Maybe your friends booked a reservation at the new chic restaurant in town and want to know if you are free to join.

Not a “foodie?”  Then maybe it won’t be the worst thing to pass it up.

Are some friends planning to go see a concert this weekend, but you aren’t really that into live music?  No problem… don’t go!

Or MAYBE your friends have booked a spontaneous vacation and are pushing you to jump on board for the long weekend.

As crazy as it may sound, some people just don’t like to travel.  If you are one of these people, don’t worry about missing the trip.

All of these things can be really enjoyable for some; but for others, they don’t rank very high on the scale of things they really care about.

The whole point is to take note of what YOU truly love and are passionate about.  Then, actively search out ways to spend more time and money doing those things, and cut out the other stuff that you don’t really care about, but seem to always pop up and pull at your wallet strings…


Sometimes there can be “hidden” expenses in your life, and because you aren’t being conscious about your spending, they are going unnoticed.

Take for example a friend of mine…

Just this past week he told me he and his wife finally went through their spending for the first time, ever!  He went line-by-line, see where their money was going.

He found that they were spending over $100/month on subscriptions that were no longer being used.  He was startled to find this out, and immediately went online and cancelled all of those subscriptions.

For him it was a truly eye-opening experience, and a nice money saver!


Back to my client…

Even as I sat there chatting with my new client, I could tell she was struggling to break through the psychological barriers around her spending.  She was feeling the guilt that so many do when they spend.

That’s when I brought up what I call the “Spectrum Of Spending.”

Everyone falls along it somewhere – From Y.O.L.O at one end, to NOGO at the other.

“Y.O.L.O” – You Only Live Once.

“NO GO” – You say “No Go” to most things.

At one end, you have the mentality “Live as if there is no tomorrow.”  YOLO, am I right?!

Financially, you can’t actually do this.  If there was no tomorrow, you could empty your bank account and spend every last dollar without a care in the world.

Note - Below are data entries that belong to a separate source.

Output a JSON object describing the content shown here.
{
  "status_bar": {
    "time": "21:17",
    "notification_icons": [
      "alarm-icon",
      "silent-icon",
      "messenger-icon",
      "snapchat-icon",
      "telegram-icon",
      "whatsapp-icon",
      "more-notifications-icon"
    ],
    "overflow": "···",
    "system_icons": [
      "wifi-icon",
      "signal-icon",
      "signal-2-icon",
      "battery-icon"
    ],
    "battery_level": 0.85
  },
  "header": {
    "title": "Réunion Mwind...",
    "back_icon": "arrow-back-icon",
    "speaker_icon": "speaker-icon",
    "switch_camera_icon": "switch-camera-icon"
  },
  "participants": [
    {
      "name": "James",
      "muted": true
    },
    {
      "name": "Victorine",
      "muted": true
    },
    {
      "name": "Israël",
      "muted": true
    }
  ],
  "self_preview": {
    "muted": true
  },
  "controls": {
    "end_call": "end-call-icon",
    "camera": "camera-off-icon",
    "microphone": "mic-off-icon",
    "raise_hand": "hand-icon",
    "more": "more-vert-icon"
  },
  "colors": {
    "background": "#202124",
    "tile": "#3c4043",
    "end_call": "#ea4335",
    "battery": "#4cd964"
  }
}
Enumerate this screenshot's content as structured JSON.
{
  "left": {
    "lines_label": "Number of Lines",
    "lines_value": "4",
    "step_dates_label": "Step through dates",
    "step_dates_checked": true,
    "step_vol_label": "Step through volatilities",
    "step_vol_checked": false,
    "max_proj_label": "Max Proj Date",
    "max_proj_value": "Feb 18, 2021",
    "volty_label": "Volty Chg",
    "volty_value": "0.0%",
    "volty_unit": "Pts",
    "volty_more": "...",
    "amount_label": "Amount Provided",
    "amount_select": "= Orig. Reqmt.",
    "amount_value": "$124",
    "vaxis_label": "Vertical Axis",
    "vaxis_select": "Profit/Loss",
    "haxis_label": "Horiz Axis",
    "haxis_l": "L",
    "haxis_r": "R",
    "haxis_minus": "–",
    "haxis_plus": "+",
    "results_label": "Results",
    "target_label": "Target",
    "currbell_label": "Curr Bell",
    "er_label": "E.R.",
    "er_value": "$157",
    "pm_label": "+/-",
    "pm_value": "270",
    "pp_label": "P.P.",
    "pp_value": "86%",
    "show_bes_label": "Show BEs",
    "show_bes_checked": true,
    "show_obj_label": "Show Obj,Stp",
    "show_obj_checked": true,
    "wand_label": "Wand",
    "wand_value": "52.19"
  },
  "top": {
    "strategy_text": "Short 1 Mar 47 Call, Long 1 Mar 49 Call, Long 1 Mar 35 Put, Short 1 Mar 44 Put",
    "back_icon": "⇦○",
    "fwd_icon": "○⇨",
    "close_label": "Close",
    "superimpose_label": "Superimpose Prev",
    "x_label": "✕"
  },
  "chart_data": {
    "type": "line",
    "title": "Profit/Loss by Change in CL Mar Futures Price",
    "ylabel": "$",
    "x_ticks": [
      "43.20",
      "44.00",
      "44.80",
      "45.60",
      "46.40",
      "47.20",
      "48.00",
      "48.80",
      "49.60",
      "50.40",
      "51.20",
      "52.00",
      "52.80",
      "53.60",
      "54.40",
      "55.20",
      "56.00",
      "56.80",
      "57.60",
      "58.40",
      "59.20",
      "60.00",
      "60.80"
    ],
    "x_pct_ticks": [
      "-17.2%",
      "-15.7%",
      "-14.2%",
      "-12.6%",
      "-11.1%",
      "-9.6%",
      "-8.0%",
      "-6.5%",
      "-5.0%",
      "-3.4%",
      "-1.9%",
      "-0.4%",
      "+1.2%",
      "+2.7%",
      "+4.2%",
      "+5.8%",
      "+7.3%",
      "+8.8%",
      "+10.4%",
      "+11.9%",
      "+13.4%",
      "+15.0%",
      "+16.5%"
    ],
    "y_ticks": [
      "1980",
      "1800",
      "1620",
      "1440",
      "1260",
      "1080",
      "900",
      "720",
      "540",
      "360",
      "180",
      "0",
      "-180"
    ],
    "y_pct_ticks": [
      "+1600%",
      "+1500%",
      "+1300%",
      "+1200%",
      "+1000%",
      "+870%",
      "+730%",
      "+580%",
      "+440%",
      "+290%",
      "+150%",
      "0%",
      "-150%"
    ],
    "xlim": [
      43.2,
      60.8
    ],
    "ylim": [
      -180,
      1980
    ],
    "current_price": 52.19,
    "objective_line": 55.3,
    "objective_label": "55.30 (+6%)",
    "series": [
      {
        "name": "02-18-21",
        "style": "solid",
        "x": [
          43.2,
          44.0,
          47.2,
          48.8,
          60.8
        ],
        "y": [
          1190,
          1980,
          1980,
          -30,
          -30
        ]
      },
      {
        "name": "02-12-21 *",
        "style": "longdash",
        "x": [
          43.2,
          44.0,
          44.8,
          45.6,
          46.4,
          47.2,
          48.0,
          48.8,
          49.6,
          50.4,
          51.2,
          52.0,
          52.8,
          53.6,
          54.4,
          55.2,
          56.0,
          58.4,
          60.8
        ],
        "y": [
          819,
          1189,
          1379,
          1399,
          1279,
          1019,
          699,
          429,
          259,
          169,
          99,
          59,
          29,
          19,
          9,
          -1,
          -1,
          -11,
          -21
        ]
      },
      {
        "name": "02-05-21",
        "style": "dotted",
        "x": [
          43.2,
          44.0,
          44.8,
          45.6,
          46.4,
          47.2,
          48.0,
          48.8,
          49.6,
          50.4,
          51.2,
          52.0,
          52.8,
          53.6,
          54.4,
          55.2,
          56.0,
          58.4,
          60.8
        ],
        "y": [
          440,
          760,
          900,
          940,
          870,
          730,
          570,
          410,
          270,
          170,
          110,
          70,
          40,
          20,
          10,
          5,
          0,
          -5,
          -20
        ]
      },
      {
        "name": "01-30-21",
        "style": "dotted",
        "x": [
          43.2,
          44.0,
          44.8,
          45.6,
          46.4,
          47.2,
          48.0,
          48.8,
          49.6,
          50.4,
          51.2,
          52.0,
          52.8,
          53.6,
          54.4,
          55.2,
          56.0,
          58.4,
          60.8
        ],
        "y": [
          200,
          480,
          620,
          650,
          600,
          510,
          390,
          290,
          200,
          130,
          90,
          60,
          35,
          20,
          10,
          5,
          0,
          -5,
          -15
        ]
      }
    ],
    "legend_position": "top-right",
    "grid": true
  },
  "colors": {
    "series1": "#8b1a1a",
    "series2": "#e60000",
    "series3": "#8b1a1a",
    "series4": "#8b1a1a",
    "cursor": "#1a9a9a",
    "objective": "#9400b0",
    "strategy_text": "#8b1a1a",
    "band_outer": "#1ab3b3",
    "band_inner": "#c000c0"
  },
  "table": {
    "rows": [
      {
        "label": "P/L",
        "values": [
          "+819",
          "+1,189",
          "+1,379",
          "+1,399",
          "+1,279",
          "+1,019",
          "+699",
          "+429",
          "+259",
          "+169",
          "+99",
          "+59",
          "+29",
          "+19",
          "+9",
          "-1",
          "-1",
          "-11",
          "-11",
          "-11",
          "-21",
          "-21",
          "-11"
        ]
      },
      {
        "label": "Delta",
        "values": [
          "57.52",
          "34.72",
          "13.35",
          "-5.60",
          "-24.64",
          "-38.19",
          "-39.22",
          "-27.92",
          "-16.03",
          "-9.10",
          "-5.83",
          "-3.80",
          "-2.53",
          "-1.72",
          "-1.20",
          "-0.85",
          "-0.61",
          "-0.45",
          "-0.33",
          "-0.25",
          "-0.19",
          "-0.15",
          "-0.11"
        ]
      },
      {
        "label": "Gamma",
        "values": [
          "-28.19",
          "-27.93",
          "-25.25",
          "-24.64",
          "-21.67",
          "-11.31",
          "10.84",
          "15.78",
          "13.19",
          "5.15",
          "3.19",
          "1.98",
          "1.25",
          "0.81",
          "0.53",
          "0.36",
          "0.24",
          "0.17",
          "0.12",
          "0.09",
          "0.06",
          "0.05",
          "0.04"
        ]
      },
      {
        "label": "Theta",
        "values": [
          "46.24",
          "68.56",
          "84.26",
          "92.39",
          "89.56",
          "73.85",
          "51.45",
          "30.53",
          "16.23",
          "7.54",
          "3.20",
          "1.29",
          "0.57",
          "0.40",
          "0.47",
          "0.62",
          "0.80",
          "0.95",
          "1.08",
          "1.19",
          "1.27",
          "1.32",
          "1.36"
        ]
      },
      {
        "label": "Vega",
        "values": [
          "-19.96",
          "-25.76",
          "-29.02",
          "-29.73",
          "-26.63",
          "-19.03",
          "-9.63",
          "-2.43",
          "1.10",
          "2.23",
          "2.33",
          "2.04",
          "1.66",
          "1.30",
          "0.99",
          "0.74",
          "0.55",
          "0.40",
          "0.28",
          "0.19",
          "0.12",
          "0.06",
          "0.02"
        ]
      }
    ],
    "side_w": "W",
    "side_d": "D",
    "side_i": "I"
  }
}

Most people will still be alive tomorrow, so they can’t commit to something so extreme.

At the other end of the spectrum is “hermit” status, where you cut your expenses as low as possible and spend none of your money beyond the absolute necessities – food, shelter, water, etc.

You are literally only spending to stay alive – that’s it.  You don’t go out with friends for dinner, see movies, or any other activities that require spending money.  Anytime they ask, you tell them “Sorry, that’s a no-go.”

Neither of these extremes is advised.  The first isn’t really feasible, and the second is a miserable existence.  Not what I’d call “increasing the quality of life…”


As I continued to explain this concept to my client, we discussed the importance of finding the right place for her on the spectrum of spending.  The place where she can intentionally spend on the things she loves and cares about, but also feel confident that she is doing enough to plan for the future.

It started to make sense for her…

The key in this is to understand that you don’t need to have the same aspirations of wealth-building as your friends.  They might want to become a billionaire, but you might just want to feel confident about your future while being able to enjoy your rest and relaxation, in the present.

There is no right answer to the question “Where should I sit on the spending spectrum?”

But for goodness sake, don’t get too close to either end.